C’est un grand couard. Il cherche à échapper à cette misère, saillante, turgescente, qui se présente devant lui. Pour s’échapper, il transforme les sentiments, les émotions de tristesse, de pitié qui devrait l’envahir par quelque choses d’amusent. Il ne veut pas faire face à cette pauvreté : « faut prendre tout ce qu’il y a à regarder en distractions dans les environs » Bardamu détourne à sa façon ses yeux. Médecin est une corvée, une corvée qu’il s’afflige pour dieu sait qu’elle raison : « tant qu’on est en train de passer la nuit blanche, qu’on a fait le sacrifice ». Bardamu se cherche, peut-être est-il entré dans la médecine pour trouver un sens à sa vie, soigner les gens. Mais lorsqu’il est face à ces gens, il ne veut pas regarder avec de vrais yeux, comme Pierre : « il ne sait pas en somme ce qu’il veut ». C’est une sorte de peur face à la vie qui caractérise Bardamu, cette peur se manifeste par l’absence de compassion pour ces gens et l’empêche de se risquer dans une quelconque réussite, il abandonne : « Pourquoi l’attendre encore ? Ça aurait pu durer le reste de la nuit son hésitation de mari. […]. Autant s’en aller ailleurs. ». Sa vie est un ratage complet, il réussit à se convaincre de la futilité de ses échecs, comme un homme qui ne veut pas voir la vérité en face : « c’était cent francs de perdus pour moi, voilà tout ! Mais n’importe comment avec cette sage-femme j’aurais eu des ennuis… c’était couru. ». Il se procure des excuses, il fuit la difficulté : « je n’allais tout de même pas me lancer dans des manœuvres opératoires devant tout le monde, fatigué comme j’étais ! » Le « tant pis » accentue bien les choses, symbolise en deux mots sa lâcheté. Bardamu renonce à soigner les plaies béantes du peuple comme il renonce à se donner une raison de vivre, une identité, il se fuit lui-même : « Allons-nous-en ! ». Il doit payer ses dettes à lui-même, prouver qu’il est quelqu’un, quelque chose mais repousse l’échéance de son atermoiement : « Ça sera pour une autre fois… ». Pour le coup, toute sa vie est résumée en deux mots : « Résignons-nous ! » Finalement, il se convainc lui-même qu’il ne peut rien pour modifier ce monde et lui-même, montre sa pusillanimité : « Laissons la nature tranquille ». La nature avec un grand N mais aussi sa nature à lui.

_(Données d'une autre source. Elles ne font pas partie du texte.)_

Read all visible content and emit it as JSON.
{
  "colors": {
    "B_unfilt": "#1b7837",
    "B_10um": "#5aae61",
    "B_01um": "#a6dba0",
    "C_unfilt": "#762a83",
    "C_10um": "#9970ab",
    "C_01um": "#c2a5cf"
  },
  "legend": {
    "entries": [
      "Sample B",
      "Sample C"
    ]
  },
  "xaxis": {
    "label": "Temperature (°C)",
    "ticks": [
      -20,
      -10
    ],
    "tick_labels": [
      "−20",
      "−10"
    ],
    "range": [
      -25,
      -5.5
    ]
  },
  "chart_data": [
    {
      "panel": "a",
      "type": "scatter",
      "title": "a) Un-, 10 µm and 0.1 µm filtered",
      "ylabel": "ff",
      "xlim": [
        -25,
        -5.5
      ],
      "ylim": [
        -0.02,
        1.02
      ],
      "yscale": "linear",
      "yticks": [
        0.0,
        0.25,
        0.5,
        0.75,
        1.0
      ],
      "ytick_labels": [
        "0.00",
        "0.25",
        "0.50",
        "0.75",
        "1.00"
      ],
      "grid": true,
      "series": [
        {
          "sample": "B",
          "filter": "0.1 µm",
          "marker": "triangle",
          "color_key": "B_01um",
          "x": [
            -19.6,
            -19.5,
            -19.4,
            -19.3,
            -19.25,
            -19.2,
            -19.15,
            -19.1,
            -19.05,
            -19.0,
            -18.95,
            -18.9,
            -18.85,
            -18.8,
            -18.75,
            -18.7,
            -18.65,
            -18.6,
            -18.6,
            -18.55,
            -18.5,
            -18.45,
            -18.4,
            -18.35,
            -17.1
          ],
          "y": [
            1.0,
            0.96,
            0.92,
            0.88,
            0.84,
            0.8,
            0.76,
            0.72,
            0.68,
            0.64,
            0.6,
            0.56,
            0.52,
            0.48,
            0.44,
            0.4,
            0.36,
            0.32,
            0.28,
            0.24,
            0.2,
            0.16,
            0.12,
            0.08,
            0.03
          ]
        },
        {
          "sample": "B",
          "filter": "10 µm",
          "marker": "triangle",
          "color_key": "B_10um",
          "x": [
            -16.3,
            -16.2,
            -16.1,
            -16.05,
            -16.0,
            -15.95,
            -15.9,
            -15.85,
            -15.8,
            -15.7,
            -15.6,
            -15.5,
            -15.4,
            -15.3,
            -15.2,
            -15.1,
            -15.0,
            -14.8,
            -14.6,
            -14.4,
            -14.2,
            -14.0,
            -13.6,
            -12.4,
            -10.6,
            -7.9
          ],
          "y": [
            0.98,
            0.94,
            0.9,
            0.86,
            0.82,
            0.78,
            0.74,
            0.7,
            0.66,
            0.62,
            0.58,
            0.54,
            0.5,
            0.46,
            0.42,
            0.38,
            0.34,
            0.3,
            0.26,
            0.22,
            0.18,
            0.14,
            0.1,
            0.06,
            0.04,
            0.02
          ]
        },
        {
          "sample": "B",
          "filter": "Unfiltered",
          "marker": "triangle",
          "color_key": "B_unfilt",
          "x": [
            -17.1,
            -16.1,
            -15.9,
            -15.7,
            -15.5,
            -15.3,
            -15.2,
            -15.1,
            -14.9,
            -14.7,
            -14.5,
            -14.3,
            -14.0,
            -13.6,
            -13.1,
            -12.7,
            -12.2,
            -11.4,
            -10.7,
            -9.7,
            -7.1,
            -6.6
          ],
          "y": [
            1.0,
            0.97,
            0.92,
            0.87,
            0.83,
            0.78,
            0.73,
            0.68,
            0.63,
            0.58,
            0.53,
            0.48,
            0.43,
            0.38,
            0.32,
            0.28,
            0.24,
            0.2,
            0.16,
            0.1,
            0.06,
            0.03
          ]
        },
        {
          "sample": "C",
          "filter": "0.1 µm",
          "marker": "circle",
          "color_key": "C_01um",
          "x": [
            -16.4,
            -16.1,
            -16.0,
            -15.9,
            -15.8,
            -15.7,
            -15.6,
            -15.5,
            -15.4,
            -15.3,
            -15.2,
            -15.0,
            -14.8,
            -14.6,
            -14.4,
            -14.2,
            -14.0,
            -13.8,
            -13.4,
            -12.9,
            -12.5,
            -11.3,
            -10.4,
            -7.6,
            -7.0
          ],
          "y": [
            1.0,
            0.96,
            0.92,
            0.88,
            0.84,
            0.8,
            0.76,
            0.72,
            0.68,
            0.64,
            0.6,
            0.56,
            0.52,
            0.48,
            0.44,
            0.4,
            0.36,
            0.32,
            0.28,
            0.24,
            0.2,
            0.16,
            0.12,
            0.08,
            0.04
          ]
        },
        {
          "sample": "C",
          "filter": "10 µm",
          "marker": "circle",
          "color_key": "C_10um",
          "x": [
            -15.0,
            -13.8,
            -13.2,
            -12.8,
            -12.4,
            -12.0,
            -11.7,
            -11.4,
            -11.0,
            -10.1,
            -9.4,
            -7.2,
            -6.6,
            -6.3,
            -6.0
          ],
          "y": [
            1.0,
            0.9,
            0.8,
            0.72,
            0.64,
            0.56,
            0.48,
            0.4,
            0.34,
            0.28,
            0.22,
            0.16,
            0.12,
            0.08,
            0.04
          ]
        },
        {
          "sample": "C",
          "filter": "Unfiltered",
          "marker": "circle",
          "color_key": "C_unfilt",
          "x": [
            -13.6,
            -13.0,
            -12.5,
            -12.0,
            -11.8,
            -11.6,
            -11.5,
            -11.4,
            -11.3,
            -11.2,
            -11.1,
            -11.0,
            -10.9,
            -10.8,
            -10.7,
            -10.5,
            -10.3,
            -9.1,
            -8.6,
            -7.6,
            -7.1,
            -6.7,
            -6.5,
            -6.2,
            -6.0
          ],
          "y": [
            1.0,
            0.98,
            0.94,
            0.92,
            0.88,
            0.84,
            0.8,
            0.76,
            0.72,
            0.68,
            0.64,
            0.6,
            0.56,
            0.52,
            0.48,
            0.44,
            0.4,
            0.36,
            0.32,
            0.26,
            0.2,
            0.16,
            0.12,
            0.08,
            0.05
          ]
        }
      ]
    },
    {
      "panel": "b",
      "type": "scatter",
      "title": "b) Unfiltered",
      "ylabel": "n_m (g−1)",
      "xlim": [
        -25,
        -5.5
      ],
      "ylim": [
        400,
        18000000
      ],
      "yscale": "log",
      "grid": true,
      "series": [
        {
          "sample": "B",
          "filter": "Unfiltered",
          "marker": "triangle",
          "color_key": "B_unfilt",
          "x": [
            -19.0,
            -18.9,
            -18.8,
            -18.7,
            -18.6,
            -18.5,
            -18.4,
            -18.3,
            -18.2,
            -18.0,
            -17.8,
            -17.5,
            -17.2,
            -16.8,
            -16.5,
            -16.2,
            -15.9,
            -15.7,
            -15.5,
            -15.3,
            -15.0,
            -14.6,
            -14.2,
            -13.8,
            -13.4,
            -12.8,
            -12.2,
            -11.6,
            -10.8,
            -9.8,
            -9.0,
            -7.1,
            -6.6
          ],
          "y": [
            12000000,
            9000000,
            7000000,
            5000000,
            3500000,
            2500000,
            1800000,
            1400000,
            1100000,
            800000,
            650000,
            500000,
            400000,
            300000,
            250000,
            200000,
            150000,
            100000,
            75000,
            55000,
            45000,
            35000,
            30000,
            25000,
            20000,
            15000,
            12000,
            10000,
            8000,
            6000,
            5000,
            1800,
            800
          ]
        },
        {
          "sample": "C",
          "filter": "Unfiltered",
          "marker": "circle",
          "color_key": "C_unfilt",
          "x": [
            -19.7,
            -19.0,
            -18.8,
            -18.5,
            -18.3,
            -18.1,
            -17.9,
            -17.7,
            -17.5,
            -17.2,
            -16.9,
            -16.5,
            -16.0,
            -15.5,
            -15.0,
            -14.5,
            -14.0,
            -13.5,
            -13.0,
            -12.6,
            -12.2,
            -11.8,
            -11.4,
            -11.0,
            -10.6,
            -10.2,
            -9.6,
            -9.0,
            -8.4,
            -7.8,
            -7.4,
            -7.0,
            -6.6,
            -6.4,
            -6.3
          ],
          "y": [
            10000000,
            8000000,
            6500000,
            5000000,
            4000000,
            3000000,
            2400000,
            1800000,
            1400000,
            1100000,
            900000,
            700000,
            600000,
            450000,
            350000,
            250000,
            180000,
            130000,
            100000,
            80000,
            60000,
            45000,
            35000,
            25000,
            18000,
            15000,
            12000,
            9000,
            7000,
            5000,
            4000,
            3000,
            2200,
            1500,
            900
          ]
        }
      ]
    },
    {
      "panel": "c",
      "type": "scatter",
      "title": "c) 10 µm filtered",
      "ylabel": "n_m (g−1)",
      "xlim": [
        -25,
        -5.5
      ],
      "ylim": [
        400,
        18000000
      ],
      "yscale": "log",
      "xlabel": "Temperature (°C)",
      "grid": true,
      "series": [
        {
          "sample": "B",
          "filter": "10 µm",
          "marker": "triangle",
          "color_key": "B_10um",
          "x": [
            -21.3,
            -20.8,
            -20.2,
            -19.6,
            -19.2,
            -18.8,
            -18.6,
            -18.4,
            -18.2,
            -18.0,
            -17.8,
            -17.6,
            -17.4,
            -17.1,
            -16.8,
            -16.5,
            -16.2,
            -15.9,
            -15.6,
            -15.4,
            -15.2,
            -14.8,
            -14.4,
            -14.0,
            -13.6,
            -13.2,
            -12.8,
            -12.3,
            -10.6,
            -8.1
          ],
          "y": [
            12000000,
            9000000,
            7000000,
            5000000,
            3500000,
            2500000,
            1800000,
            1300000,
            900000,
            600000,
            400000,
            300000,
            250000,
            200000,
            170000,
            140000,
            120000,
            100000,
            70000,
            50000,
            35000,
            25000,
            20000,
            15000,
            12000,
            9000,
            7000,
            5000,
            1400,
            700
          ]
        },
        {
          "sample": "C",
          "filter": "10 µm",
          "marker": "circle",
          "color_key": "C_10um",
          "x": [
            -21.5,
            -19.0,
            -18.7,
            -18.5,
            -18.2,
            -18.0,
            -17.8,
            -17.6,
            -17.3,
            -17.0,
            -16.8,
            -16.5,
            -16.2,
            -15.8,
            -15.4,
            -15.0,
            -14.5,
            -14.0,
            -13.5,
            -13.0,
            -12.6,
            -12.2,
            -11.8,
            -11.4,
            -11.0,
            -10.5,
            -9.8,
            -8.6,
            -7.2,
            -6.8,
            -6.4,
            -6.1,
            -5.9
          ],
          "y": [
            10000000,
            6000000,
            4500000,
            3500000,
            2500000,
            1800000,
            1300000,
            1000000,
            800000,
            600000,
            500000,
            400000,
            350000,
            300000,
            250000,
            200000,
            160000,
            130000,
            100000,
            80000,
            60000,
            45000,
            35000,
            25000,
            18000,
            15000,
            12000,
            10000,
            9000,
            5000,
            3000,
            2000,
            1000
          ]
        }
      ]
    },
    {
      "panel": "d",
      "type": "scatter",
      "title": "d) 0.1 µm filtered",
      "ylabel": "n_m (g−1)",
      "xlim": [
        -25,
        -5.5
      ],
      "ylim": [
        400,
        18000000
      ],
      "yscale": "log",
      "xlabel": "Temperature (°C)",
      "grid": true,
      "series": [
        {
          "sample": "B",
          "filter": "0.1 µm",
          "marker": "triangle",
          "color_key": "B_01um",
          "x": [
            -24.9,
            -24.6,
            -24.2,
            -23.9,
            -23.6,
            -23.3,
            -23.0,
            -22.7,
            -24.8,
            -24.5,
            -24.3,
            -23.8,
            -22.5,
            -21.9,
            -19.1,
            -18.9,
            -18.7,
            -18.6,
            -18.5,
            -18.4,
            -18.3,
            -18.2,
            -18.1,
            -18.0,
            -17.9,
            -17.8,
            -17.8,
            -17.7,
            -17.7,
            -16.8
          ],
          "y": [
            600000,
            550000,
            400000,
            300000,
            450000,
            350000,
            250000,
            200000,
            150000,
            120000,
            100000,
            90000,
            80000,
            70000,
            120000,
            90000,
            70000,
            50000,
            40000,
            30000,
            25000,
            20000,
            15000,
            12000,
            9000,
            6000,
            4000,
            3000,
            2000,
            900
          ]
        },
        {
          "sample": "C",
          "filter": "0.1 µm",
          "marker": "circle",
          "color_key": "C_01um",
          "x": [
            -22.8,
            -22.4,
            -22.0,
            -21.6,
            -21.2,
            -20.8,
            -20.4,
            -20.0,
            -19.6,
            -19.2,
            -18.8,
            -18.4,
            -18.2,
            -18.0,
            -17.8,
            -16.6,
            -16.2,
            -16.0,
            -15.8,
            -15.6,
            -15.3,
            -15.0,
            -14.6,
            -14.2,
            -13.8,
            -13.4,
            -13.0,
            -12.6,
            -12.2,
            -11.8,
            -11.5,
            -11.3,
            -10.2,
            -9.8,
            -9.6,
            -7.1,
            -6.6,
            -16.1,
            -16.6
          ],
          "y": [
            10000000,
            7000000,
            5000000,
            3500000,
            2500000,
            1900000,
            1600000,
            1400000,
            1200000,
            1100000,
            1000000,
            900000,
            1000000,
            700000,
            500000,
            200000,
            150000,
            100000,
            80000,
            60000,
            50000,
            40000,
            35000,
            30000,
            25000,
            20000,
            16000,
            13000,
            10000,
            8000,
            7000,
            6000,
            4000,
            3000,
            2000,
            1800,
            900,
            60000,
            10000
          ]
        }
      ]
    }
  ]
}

Il se meut avec son barda, d’où Bardamu, il traîne son équipement de soldat, son barda vers le front du malheur. Il transporte en plus de son barda un esprit bizarre, appart. Il ne met pas en adéquation son rôle de médecin et ses actions. Un esprit contradictoire, donc, profondément humain et antihéroïque. La focalisation interne permet au personnage de se livrer aux lecteurs qui cerne le personnage, et qui par miséricorde, excuse son comportement. Faute avoué à demi pardonner. Le personnage est la passerelle qui permet de faire le lien du lecteur au monde tel que Céline veut nous le montrer.

 

Après la passerelle, il faut le décor. L’extrait recrée un dénuement physique et moral. Les mourants et les expirants abondent, les spectateurs sont présents, la parturiente, la sage-femme, le mari sont les acteurs d’une scène dramatique et sinistre. L’aspect humain et l’action humaine sont écœurants et amorales, au milieu de tout cela, le personnage de Pierre symbolise cette classe sociale.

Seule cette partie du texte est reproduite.